Over the break I have been rereading Stephen Crane’s The Red Badge of Courage. I am struck by the writer’s ability to capture the heat of battle on the page when he had never experienced a war in his life. His work is so descriptive and impressionistic, utilizing the contrasts between nature and war, cowardice and redemption, innocence and maturity.
Henry Fielding reacts to battle much like we might react if thrust into such a situation. He runs away. His subsequent encounters with Jim Conklin, a soldier dead on his feet, the dead body in the clearing, and the deserter who smashes his head giving him the much sought “red badge” that later marks him erroneously as a hero, all demonstrate different aspects of soldiering and the horrors of war. Henry’s redemption shows us that courage and cowardice are not easily defined.
Ultimately, Crane was a journalist, and although his work is fictional, he wanted to get to the element of truth. What is it like to be in the heat of battle? What is heroism and cowardice?
Why do we need these books? The answer might seem obvious: we need them because we must know and understand what war means, and what our soldiers do when we ask them to go to far off lands and fight in the name of our country.
And not only do we need to know how a war is fought today, we need to know how they have been fought in the past, and what consequences each endeavor has left us with as a nation.

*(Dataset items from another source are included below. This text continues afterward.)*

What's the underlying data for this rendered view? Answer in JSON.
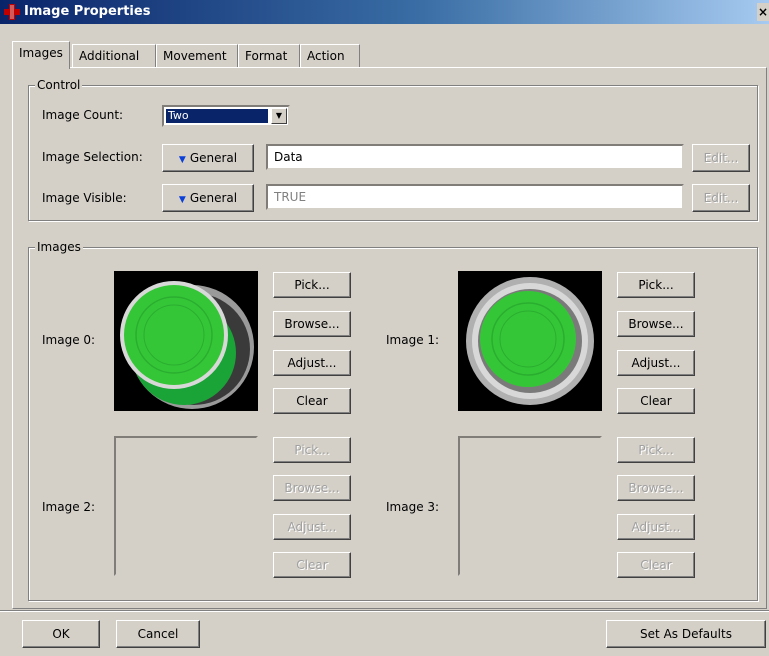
{
  "window": {
    "title": "Image Properties",
    "close_glyph": "×"
  },
  "tabs": [
    {
      "label": "Images"
    },
    {
      "label": "Additional"
    },
    {
      "label": "Movement"
    },
    {
      "label": "Format"
    },
    {
      "label": "Action"
    }
  ],
  "control": {
    "legend": "Control",
    "image_count": {
      "label": "Image Count:",
      "value": "Two"
    },
    "image_selection": {
      "label": "Image Selection:",
      "mode": "General",
      "value": "Data",
      "edit_label": "Edit..."
    },
    "image_visible": {
      "label": "Image Visible:",
      "mode": "General",
      "value": "TRUE",
      "edit_label": "Edit..."
    }
  },
  "images": {
    "legend": "Images",
    "items": [
      {
        "label": "Image 0:",
        "pick": "Pick...",
        "browse": "Browse...",
        "adjust": "Adjust...",
        "clear": "Clear"
      },
      {
        "label": "Image 1:",
        "pick": "Pick...",
        "browse": "Browse...",
        "adjust": "Adjust...",
        "clear": "Clear"
      },
      {
        "label": "Image 2:",
        "pick": "Pick...",
        "browse": "Browse...",
        "adjust": "Adjust...",
        "clear": "Clear"
      },
      {
        "label": "Image 3:",
        "pick": "Pick...",
        "browse": "Browse...",
        "adjust": "Adjust...",
        "clear": "Clear"
      }
    ]
  },
  "footer": {
    "ok": "OK",
    "cancel": "Cancel",
    "set_defaults": "Set As Defaults"
  },
  "colors": {
    "title_bar": "#0a246a",
    "face": "#d4d0c8",
    "button_green": "#2ecc40",
    "dropdown_arrow": "#0a3fd8"
  }
}
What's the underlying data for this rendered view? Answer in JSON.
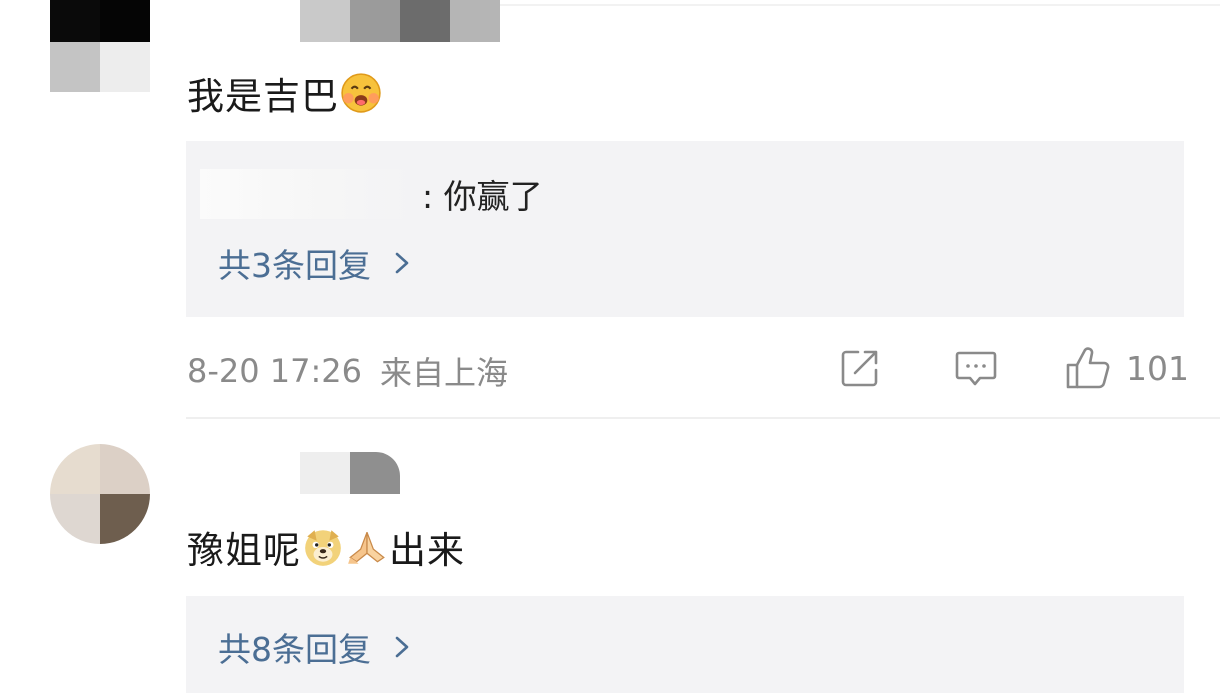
{
  "comments": [
    {
      "text": "我是吉巴",
      "emoji": "blushing-smile-emoji",
      "reply_preview": ": 你赢了",
      "more_replies": "共3条回复",
      "time": "8-20 17:26",
      "location": "来自上海",
      "like_count": "101"
    },
    {
      "text": "豫姐呢",
      "emojis": [
        "doge-emoji",
        "praying-hands-emoji"
      ],
      "text_after": "出来",
      "more_replies": "共8条回复"
    }
  ],
  "colors": {
    "link": "#4b6e94",
    "meta": "#8a8a8a",
    "reply_bg": "#f3f3f5"
  },
  "icons": [
    "share-icon",
    "comment-icon",
    "like-icon",
    "chevron-right-icon"
  ]
}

A few days before the break, our school counselors came into my senior English class to perform a short skit about registering for the Selective Service. The skit was done in a humorous tone, and most of the kids were left with a “what the hell was that?” look on their faces. I tried to explain that registering meant that in the case of a draft, the government would know where to begin to locate them. Most of them did not blink at this. I explained that if this were forty-some years ago, they would be just a few months away from service eligibility, meaning they could be drafted.
My generation and the ones that I have taught over the years, have no idea what a war or being a soldier is like. Thankfully, we have been relatively unscathed by recent military actions, but there is a deep divide between the American soldier and the average young American. For many of us, this war on terror is nothing like the experiences of those who lived through Vietnam or the Second World War.
That is why we need to continue to read war books, and it is why we need more books in the tradition of The Red Badge of Courage. If we are ever to evolve into a state where war is obsolete, and human beings do not solve their differences with guns and bombs, we need to remember what it is like to fight for our lives, the sheer terror, destruction, and annihilation of life and property inherent in a war.
For this reason, we need war stories.